Near misses and speed pour fuel on it

Two features make the illusion especially potent in active trading, and both are strongest in fast, frequent trading. The near-miss factor: a trade that almost worked, stopped out by a tick before the move you predicted, feels like a near win, and near wins are more motivating than clear losses, the same mechanism that keeps gamblers feeding slot machines on outcomes that just missed. The rapidity factor: the faster the feedback, the more potent the engagement, because quick outcomes deliver the reward loop again and again in a short time. Day trading maximizes both, a stream of near misses arriving fast, which is why it is the most psychologically addictive and least systematically profitable way to trade. The structure that feels most engaging is the structure most engineered to exploit the illusion of control.

This connects the behavioral flaw to a concrete warning from "Near Misses and Revenge Trading": the trading styles that feel the most alive, that give the strongest sense of being in control, in the action, on top of every tick, are the styles where the illusion is doing the most work and the edge is doing the least. The engagement is the product being sold to you, and you are paying for it in costs and overtrading.

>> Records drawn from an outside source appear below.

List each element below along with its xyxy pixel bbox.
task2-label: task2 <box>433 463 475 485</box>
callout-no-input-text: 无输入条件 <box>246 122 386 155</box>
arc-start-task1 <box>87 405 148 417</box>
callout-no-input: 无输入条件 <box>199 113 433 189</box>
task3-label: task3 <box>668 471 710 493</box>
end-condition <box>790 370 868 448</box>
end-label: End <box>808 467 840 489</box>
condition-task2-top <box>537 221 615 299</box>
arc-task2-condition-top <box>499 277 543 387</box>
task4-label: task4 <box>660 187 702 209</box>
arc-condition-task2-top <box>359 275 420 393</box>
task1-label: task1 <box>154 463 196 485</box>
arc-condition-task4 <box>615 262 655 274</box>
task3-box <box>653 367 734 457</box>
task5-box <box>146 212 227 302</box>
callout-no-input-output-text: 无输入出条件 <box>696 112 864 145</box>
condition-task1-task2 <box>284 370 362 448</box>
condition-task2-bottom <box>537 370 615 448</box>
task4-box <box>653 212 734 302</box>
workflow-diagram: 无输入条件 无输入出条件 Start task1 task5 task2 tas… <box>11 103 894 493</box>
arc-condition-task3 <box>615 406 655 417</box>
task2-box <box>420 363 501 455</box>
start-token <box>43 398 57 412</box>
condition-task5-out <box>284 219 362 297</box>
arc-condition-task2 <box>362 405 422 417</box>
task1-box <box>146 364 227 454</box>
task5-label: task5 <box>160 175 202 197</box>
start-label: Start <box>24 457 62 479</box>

Systematic trading removes the illusion, which is why people hate it

The honest reason many people cannot stick to systematic trading is that it strips the illusion of control away, and they miss it. A rule-based system makes the decisions, executes on its own logic, and gives you nothing to do in the moment, no entry to time by feel, no position to nurse, no click that feels like agency. The feeling of control that active trading manufactured is simply absent, and its absence feels like boredom, helplessness, even anxiety, the sense that you should be doing something. That void is the subject of "Why Systematic Trading Feels Emotionally Unsatisfying", and it is the single biggest reason traders abandon working systems to go back to losing discretionary trading: not because the system failed, but because it deprived them of the feeling they were really trading for. Recognizing that the feeling of control was always an illusion is the first step to not needing it, and to letting the rule do the part you were never actually controlling anyway.

Visualizing the illusion

KEY POINTS

  • Active trading feels like control, but the part you control (the click) is trivial and the part that decides the outcome (whether the market moves your way) you do not control at all.
  • The brain manufactures a sense of control from actions that do not change the odds, like rolling dice harder or picking lottery numbers. Active trading is the same illusion with money attached.
  • The feeling is rewarding on its own, independent of P&L. Trading engages the brain's reward system the way any sense of control does, so you get paid in the feeling of control while losing the actual currency to costs and bad timing.
  • Two features amplify the illusion: the near-miss factor (an almost-win is more motivating than a clear loss) and the rapidity factor (faster feedback fires the reward loop more often). Day trading maximizes both.
  • The styles that feel most alive and in-control are where the illusion does the most work and the edge does the least. The engagement is the product being sold to you.
  • Systematic trading removes the illusion, leaving nothing to do in the moment, which feels like boredom or anxiety. That void, not system failure, is the biggest reason traders abandon working systems.